Experimental study on the processes and influencing factors of coal pillar damage under immersion conditions

• Published in: Geosciences journal (Seoul, Korea) Vol. 29; no. 1; pp. 134 - 149
• Main Authors: Yuan, Huiqing, Xu, Zhimin, Sun, Yajun, Lu, Weining, Han, Yuhang, Xu, Xiangyu
• Format: Journal Article
• Language: English
• Published: Berlin/Heidelberg Springer Berlin Heidelberg 01.02.2025; Springer Nature B.V; 한국지질과학협의회
• Subjects: Acid mine water; Coal; Compressive strength; Damage; Design optimization; Disasters; Earth and Environmental Science; Earth Sciences; Immersion; Mechanical properties; Microcracks; Mine drainage; Permeability; Physical properties; Rocks; Shear strength; Submerging; Tensile strength; Underground mining; Water; Water inrush; Water resistance; 지질학; Immersion test; Coal pillar stability; Water–rock interaction; Damage mechanism; Damage coefficient
• ISSN: 1226-4806; 1598-7477
• DOI: 10.1007/s12303-025-00013-8

After mining, the abandoned underground space accumulates acidic mine water with high permeability and strong corrosivity, damaging the structure of adjacent boundary coal pillars and reducing their mechanical strength and water resistance, which can lead to water inrush disasters. This study investigates the damage effects and influencing factors on boundary coal pillars under various immersion conditions, using on-site coal samples and a self-developed high-pressure mine water–rock coupling test device for simulation tests under different pressures and solutions.
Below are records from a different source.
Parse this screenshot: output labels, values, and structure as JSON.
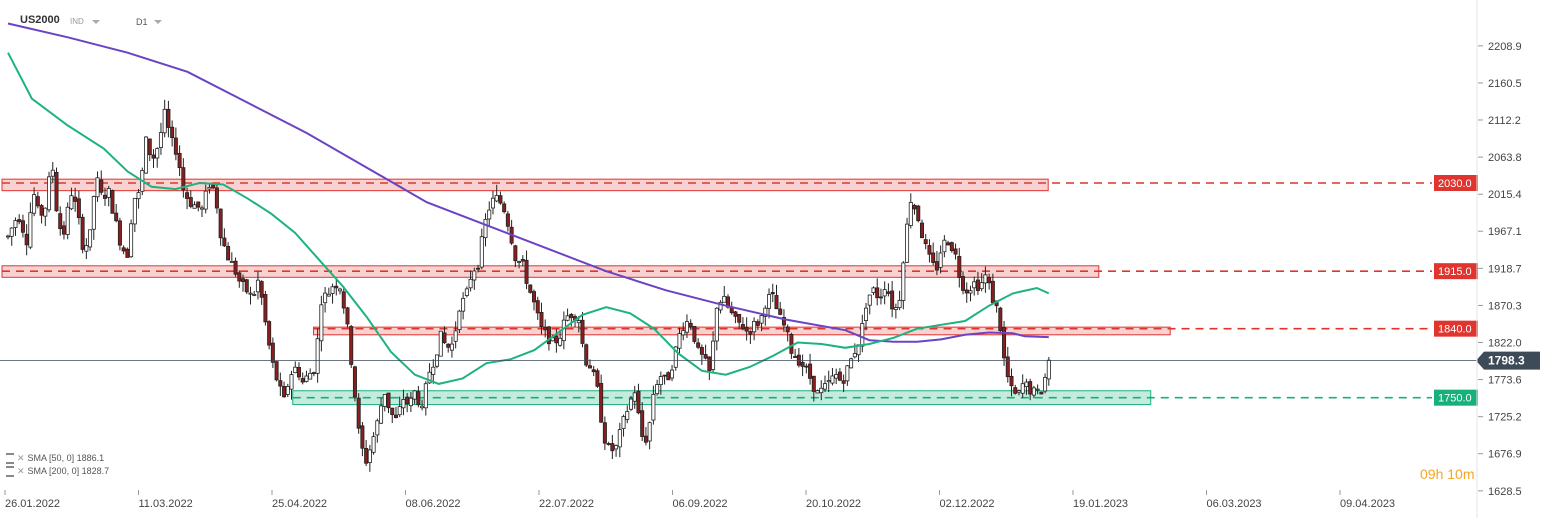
{
  "header": {
    "symbol": "US2000",
    "instrument_type": "IND",
    "timeframe": "D1"
  },
  "indicators": [
    {
      "label": "SMA [50, 0]",
      "value": "1886.1",
      "color": "#1db37f"
    },
    {
      "label": "SMA [200, 0]",
      "value": "1828.7",
      "color": "#6a44c4"
    }
  ],
  "timer": {
    "hours": "09",
    "h": "h",
    "minutes": "10",
    "m": "m"
  },
  "chart_data": {
    "type": "candlestick",
    "ylim": [
      1610,
      2240
    ],
    "price_ticks": [
      {
        "value": 2208.9,
        "label": "2208.9"
      },
      {
        "value": 2160.5,
        "label": "2160.5"
      },
      {
        "value": 2112.2,
        "label": "2112.2"
      },
      {
        "value": 2063.8,
        "label": "2063.8"
      },
      {
        "value": 2015.4,
        "label": "2015.4"
      },
      {
        "value": 1967.1,
        "label": "1967.1"
      },
      {
        "value": 1918.7,
        "label": "1918.7"
      },
      {
        "value": 1870.3,
        "label": "1870.3"
      },
      {
        "value": 1822.0,
        "label": "1822.0"
      },
      {
        "value": 1773.6,
        "label": "1773.6"
      },
      {
        "value": 1725.2,
        "label": "1725.2"
      },
      {
        "value": 1676.9,
        "label": "1676.9"
      },
      {
        "value": 1628.5,
        "label": "1628.5"
      }
    ],
    "date_ticks": [
      "26.01.2022",
      "11.03.2022",
      "25.04.2022",
      "08.06.2022",
      "22.07.2022",
      "06.09.2022",
      "20.10.2022",
      "02.12.2022",
      "19.01.2023",
      "06.03.2023",
      "09.04.2023"
    ],
    "current_price": {
      "value": 1798.3,
      "label": "1798.3",
      "color": "#3d4a57"
    },
    "levels": [
      {
        "value": 2030.0,
        "label": "2030.0",
        "color": "#e0342f",
        "zone": [
          2020,
          2035
        ],
        "zone_start": 0.0,
        "zone_end": 0.806
      },
      {
        "value": 1915.0,
        "label": "1915.0",
        "color": "#e0342f",
        "zone": [
          1907,
          1922
        ],
        "zone_start": 0.0,
        "zone_end": 0.845
      },
      {
        "value": 1840.0,
        "label": "1840.0",
        "color": "#e0342f",
        "zone": [
          1832,
          1842
        ],
        "zone_start": 0.24,
        "zone_end": 0.9
      },
      {
        "value": 1750.0,
        "label": "1750.0",
        "color": "#17b07a",
        "zone": [
          1741,
          1759
        ],
        "zone_start": 0.224,
        "zone_end": 0.885
      }
    ],
    "sma50": {
      "name": "SMA [50, 0]",
      "color": "#1db37f",
      "points": [
        [
          0,
          2200
        ],
        [
          0.02,
          2140
        ],
        [
          0.05,
          2105
        ],
        [
          0.08,
          2075
        ],
        [
          0.1,
          2045
        ],
        [
          0.12,
          2025
        ],
        [
          0.14,
          2022
        ],
        [
          0.16,
          2030
        ],
        [
          0.18,
          2028
        ],
        [
          0.2,
          2010
        ],
        [
          0.22,
          1990
        ],
        [
          0.24,
          1965
        ],
        [
          0.26,
          1930
        ],
        [
          0.28,
          1895
        ],
        [
          0.3,
          1855
        ],
        [
          0.32,
          1810
        ],
        [
          0.34,
          1780
        ],
        [
          0.36,
          1768
        ],
        [
          0.38,
          1775
        ],
        [
          0.4,
          1795
        ],
        [
          0.42,
          1800
        ],
        [
          0.44,
          1812
        ],
        [
          0.46,
          1835
        ],
        [
          0.48,
          1858
        ],
        [
          0.5,
          1868
        ],
        [
          0.52,
          1860
        ],
        [
          0.54,
          1840
        ],
        [
          0.56,
          1808
        ],
        [
          0.58,
          1785
        ],
        [
          0.6,
          1780
        ],
        [
          0.62,
          1790
        ],
        [
          0.64,
          1805
        ],
        [
          0.66,
          1822
        ],
        [
          0.68,
          1820
        ],
        [
          0.7,
          1815
        ],
        [
          0.72,
          1820
        ],
        [
          0.74,
          1828
        ],
        [
          0.76,
          1840
        ],
        [
          0.78,
          1845
        ],
        [
          0.8,
          1850
        ],
        [
          0.82,
          1870
        ],
        [
          0.84,
          1886
        ],
        [
          0.86,
          1893
        ],
        [
          0.87,
          1886
        ]
      ]
    },
    "sma200": {
      "name": "SMA [200, 0]",
      "color": "#6a44c4",
      "points": [
        [
          0,
          2238
        ],
        [
          0.05,
          2220
        ],
        [
          0.1,
          2200
        ],
        [
          0.15,
          2175
        ],
        [
          0.2,
          2135
        ],
        [
          0.25,
          2095
        ],
        [
          0.3,
          2050
        ],
        [
          0.35,
          2005
        ],
        [
          0.4,
          1975
        ],
        [
          0.45,
          1945
        ],
        [
          0.5,
          1915
        ],
        [
          0.55,
          1890
        ],
        [
          0.6,
          1870
        ],
        [
          0.65,
          1852
        ],
        [
          0.7,
          1838
        ],
        [
          0.72,
          1825
        ],
        [
          0.74,
          1823
        ],
        [
          0.76,
          1823
        ],
        [
          0.78,
          1826
        ],
        [
          0.8,
          1832
        ],
        [
          0.82,
          1835
        ],
        [
          0.84,
          1834
        ],
        [
          0.85,
          1830
        ],
        [
          0.87,
          1829
        ]
      ]
    },
    "candles_path": [
      [
        0,
        1960
      ],
      [
        0.008,
        1990
      ],
      [
        0.015,
        1955
      ],
      [
        0.02,
        2020
      ],
      [
        0.025,
        1985
      ],
      [
        0.03,
        2000
      ],
      [
        0.035,
        2060
      ],
      [
        0.04,
        1975
      ],
      [
        0.045,
        1965
      ],
      [
        0.05,
        2020
      ],
      [
        0.055,
        1995
      ],
      [
        0.06,
        1945
      ],
      [
        0.065,
        1955
      ],
      [
        0.07,
        2040
      ],
      [
        0.075,
        2010
      ],
      [
        0.08,
        2020
      ],
      [
        0.085,
        1985
      ],
      [
        0.09,
        1950
      ],
      [
        0.095,
        1935
      ],
      [
        0.1,
        2010
      ],
      [
        0.105,
        2015
      ],
      [
        0.11,
        2085
      ],
      [
        0.115,
        2060
      ],
      [
        0.12,
        2080
      ],
      [
        0.125,
        2120
      ],
      [
        0.13,
        2085
      ],
      [
        0.135,
        2070
      ],
      [
        0.14,
        2020
      ],
      [
        0.145,
        2005
      ],
      [
        0.15,
        2000
      ],
      [
        0.155,
        1995
      ],
      [
        0.16,
        2030
      ],
      [
        0.165,
        2020
      ],
      [
        0.17,
        1960
      ],
      [
        0.175,
        1935
      ],
      [
        0.18,
        1920
      ],
      [
        0.185,
        1900
      ],
      [
        0.19,
        1890
      ],
      [
        0.195,
        1880
      ],
      [
        0.2,
        1905
      ],
      [
        0.205,
        1850
      ],
      [
        0.21,
        1800
      ],
      [
        0.215,
        1770
      ],
      [
        0.22,
        1745
      ],
      [
        0.225,
        1780
      ],
      [
        0.23,
        1790
      ],
      [
        0.235,
        1770
      ],
      [
        0.24,
        1780
      ],
      [
        0.245,
        1790
      ],
      [
        0.25,
        1880
      ],
      [
        0.255,
        1885
      ],
      [
        0.26,
        1900
      ],
      [
        0.265,
        1895
      ],
      [
        0.27,
        1850
      ],
      [
        0.275,
        1780
      ],
      [
        0.28,
        1700
      ],
      [
        0.285,
        1665
      ],
      [
        0.29,
        1690
      ],
      [
        0.295,
        1720
      ],
      [
        0.3,
        1760
      ],
      [
        0.305,
        1730
      ],
      [
        0.31,
        1720
      ],
      [
        0.315,
        1750
      ],
      [
        0.32,
        1740
      ],
      [
        0.325,
        1760
      ],
      [
        0.33,
        1730
      ],
      [
        0.335,
        1780
      ],
      [
        0.34,
        1800
      ],
      [
        0.345,
        1830
      ],
      [
        0.35,
        1815
      ],
      [
        0.355,
        1820
      ],
      [
        0.36,
        1870
      ],
      [
        0.365,
        1880
      ],
      [
        0.37,
        1915
      ],
      [
        0.375,
        1925
      ],
      [
        0.38,
        1975
      ],
      [
        0.385,
        2005
      ],
      [
        0.39,
        2010
      ],
      [
        0.395,
        2000
      ],
      [
        0.4,
        1970
      ],
      [
        0.405,
        1930
      ],
      [
        0.41,
        1925
      ],
      [
        0.415,
        1895
      ],
      [
        0.42,
        1870
      ],
      [
        0.425,
        1840
      ],
      [
        0.43,
        1830
      ],
      [
        0.435,
        1820
      ],
      [
        0.44,
        1830
      ],
      [
        0.445,
        1855
      ],
      [
        0.45,
        1860
      ],
      [
        0.455,
        1855
      ],
      [
        0.46,
        1800
      ],
      [
        0.465,
        1790
      ],
      [
        0.47,
        1760
      ],
      [
        0.475,
        1700
      ],
      [
        0.48,
        1680
      ],
      [
        0.485,
        1685
      ],
      [
        0.49,
        1715
      ],
      [
        0.495,
        1740
      ],
      [
        0.5,
        1760
      ],
      [
        0.505,
        1700
      ],
      [
        0.51,
        1695
      ],
      [
        0.515,
        1760
      ],
      [
        0.52,
        1780
      ],
      [
        0.525,
        1770
      ],
      [
        0.53,
        1795
      ],
      [
        0.535,
        1830
      ],
      [
        0.54,
        1850
      ],
      [
        0.545,
        1845
      ],
      [
        0.55,
        1810
      ],
      [
        0.555,
        1800
      ],
      [
        0.56,
        1780
      ],
      [
        0.565,
        1870
      ],
      [
        0.57,
        1880
      ],
      [
        0.575,
        1865
      ],
      [
        0.58,
        1850
      ],
      [
        0.585,
        1845
      ],
      [
        0.59,
        1835
      ],
      [
        0.595,
        1845
      ],
      [
        0.6,
        1850
      ],
      [
        0.605,
        1880
      ],
      [
        0.61,
        1880
      ],
      [
        0.615,
        1855
      ],
      [
        0.62,
        1840
      ],
      [
        0.625,
        1810
      ],
      [
        0.63,
        1800
      ],
      [
        0.635,
        1790
      ],
      [
        0.64,
        1775
      ],
      [
        0.645,
        1755
      ],
      [
        0.65,
        1760
      ],
      [
        0.655,
        1770
      ],
      [
        0.66,
        1780
      ],
      [
        0.665,
        1770
      ],
      [
        0.67,
        1790
      ],
      [
        0.675,
        1810
      ],
      [
        0.68,
        1830
      ],
      [
        0.685,
        1880
      ],
      [
        0.69,
        1890
      ],
      [
        0.695,
        1880
      ],
      [
        0.7,
        1900
      ],
      [
        0.705,
        1870
      ],
      [
        0.71,
        1865
      ],
      [
        0.715,
        1950
      ],
      [
        0.72,
        2010
      ],
      [
        0.725,
        1990
      ],
      [
        0.73,
        1955
      ],
      [
        0.735,
        1930
      ],
      [
        0.74,
        1915
      ],
      [
        0.745,
        1950
      ],
      [
        0.75,
        1955
      ],
      [
        0.755,
        1940
      ],
      [
        0.76,
        1900
      ],
      [
        0.765,
        1890
      ],
      [
        0.77,
        1900
      ],
      [
        0.775,
        1895
      ],
      [
        0.78,
        1910
      ],
      [
        0.785,
        1880
      ],
      [
        0.79,
        1860
      ],
      [
        0.795,
        1790
      ],
      [
        0.8,
        1760
      ],
      [
        0.805,
        1750
      ],
      [
        0.81,
        1770
      ],
      [
        0.815,
        1760
      ],
      [
        0.82,
        1755
      ],
      [
        0.825,
        1760
      ],
      [
        0.83,
        1800
      ]
    ]
  }
}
This study defines the ratio of the reduced mechanical strength of the immersed rock to that in its dry state as the “damage coefficient”. Results indicate significant damage to coal samples after 40 days of immersion, with damage coefficients for compressive, tensile, and shear strengths exceeding 0.3. Notably, the tensile strength of the #2 coal sample in acidic solution showed the most pronounced damage effect, reaching a maximum of 0.74. Structural damage is evident, characterized by a rough surface and increased internal micro-cracks. Key influencing factors include the hydrochemical characteristics of the immersion solution, immersion time, and the physical properties of the coal samples. These findings provide a theoretical basis and reference for optimizing the design and stability evaluation of water-proof coal pillars in production mines.